Hello, as there is no status update on this ticket, I take it that this feature is still not implemented?

@Terje
Yes, the feature has not been implemented yet.
I have it in my wishlist, but unfortunately I cannot provide any ETAs now?

What are your use-cases for this feature?

@Oleg
Where I work we have a Jenkins Master, and I was just asked to add a group to the ownership of a job, meaning that the members of a group can change the Job Configuration and run the Job.

We are using Single Sign-On in front of the Master, where the user identity and groups are fetched via environment variables ( reverse-proxy-auth-plugin ).
We are also using Role Strategy Plugin ( role-strategy ).

I managed it now, by:
1. Setting the @ItemSpecific and @ItemSpecificWithUserId roles in "Manage Jenkins" > "Manage And Assign Roles" > "Manage Roles"
2. Assigning both roles (@ItemSpecific, @ItemSpecificWithUserId) to the group in question in "Manage Jenkins" > "Manage And Assign Roles" > "Manage Roles"
3. Going to "<my-job>" > "Manage Ownership" > "Configure specific access rights" and giving full access to the group in question (ticking all checkboxes).

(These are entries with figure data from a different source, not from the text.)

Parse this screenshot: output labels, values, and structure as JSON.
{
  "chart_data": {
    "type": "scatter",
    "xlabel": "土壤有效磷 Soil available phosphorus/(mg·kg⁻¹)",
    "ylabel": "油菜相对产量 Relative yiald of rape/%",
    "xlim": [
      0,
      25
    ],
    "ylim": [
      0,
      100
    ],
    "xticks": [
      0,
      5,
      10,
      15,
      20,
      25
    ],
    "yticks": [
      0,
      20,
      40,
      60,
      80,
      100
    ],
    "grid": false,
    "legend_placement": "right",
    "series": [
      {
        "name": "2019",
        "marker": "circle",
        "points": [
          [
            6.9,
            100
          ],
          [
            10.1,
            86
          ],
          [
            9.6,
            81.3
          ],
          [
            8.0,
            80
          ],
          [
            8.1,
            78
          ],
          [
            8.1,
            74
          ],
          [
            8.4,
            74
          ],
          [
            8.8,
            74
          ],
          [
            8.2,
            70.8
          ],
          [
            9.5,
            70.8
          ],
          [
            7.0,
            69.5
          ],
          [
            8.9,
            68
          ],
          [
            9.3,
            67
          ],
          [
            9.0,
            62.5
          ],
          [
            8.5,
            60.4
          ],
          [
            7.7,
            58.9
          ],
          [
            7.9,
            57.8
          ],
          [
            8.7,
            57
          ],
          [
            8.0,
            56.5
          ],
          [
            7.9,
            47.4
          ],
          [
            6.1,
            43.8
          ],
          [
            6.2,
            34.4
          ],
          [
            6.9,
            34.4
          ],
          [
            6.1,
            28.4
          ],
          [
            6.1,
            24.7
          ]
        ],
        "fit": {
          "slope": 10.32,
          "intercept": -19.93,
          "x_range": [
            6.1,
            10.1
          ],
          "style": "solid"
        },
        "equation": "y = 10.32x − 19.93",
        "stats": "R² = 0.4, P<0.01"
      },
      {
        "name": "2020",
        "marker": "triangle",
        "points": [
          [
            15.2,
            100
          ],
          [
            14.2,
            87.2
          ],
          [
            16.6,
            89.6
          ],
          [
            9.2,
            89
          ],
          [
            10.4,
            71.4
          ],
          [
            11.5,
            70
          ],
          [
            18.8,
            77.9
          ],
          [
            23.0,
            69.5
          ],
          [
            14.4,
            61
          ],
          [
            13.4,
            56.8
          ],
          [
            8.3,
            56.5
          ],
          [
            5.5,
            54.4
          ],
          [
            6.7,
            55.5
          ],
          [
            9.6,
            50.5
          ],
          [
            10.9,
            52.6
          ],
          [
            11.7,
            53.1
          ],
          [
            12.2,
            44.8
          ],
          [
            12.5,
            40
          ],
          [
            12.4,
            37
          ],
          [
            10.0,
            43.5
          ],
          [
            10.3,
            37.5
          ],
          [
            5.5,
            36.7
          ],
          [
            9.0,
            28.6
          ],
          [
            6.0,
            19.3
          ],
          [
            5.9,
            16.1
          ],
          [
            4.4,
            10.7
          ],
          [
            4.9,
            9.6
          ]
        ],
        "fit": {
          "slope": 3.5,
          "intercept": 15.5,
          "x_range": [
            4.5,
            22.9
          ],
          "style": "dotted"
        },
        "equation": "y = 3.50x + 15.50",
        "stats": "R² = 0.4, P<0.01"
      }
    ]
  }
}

• What I struggle to understand is why I need to do step 1 and 2, and not only 3 to give the members of a group access to edit the job configuration and run it.
• The access rights I set in step 3 would indicate that the users of the group could delete the Job, but I guess that's limited to the Project Roles I defined in step 1, correct?

Maybe this isn't the correct place to ask for this, we can move it to the Jenkins Users google group? And yes, I am new with Jenkins

jenkinsci-users group is a useful communication utility, but it's hard to continuously monitor all messages there. In general I would recommend to ask such questions using Jenkins IRC channel or Ownerhip Plugin Wiki Page.

> What I struggle to understand is why I need to do step 1 and 2, and not only 3 to give the members of a group access to edit the job configuration and run it.

Ownership plugin does not have it's own security engine. It depends on Role Strategy Plugin. In role strategy macros are being used to register roles with special hooks, which then call routines in Ownership plugin on-demand.

Such implementation allows to keep both plugins independent, but it requires some configuration (which may be automated BTW).

> The access rights I set in step 3 would indicate that the users of the group could delete the Job, but I guess that's limited to the Project Roles I defined in step 1, correct?

Yes, the access will be limited to permissions registered for Ownership macros.

Currently, there's no filtering of permission tables. I'm not sure if it is possible to add such functionality w/o a full check of roles (multiple expression matches, custom macros, etc.). Created JENKINS-26397 for the case.

This feature would be great to have, specially for those using AD / LDAP.

@andersen oleg_nenashev

I did the same thing as you, trying to give read and write permission to the authenticated group. We are using LDAP as an identification server and also using Role Strategy Plugin.

I set up two roles in Project Role -->"Manage Jenkins" > "Manage And Assign Roles" > "Manage Roles", but I am not sure which permission  I should give to these two roles so I left the permission table empty, only filled pattern with ".*", then assigned both roles (@ItemSpecific, @ItemSpecificWithUserId) to the authenticated group.

Also gave full access to the authenticated group in "Configure specific access rights", but it turned out a login user still could not read and config this job.

Wonder why does this not work for me.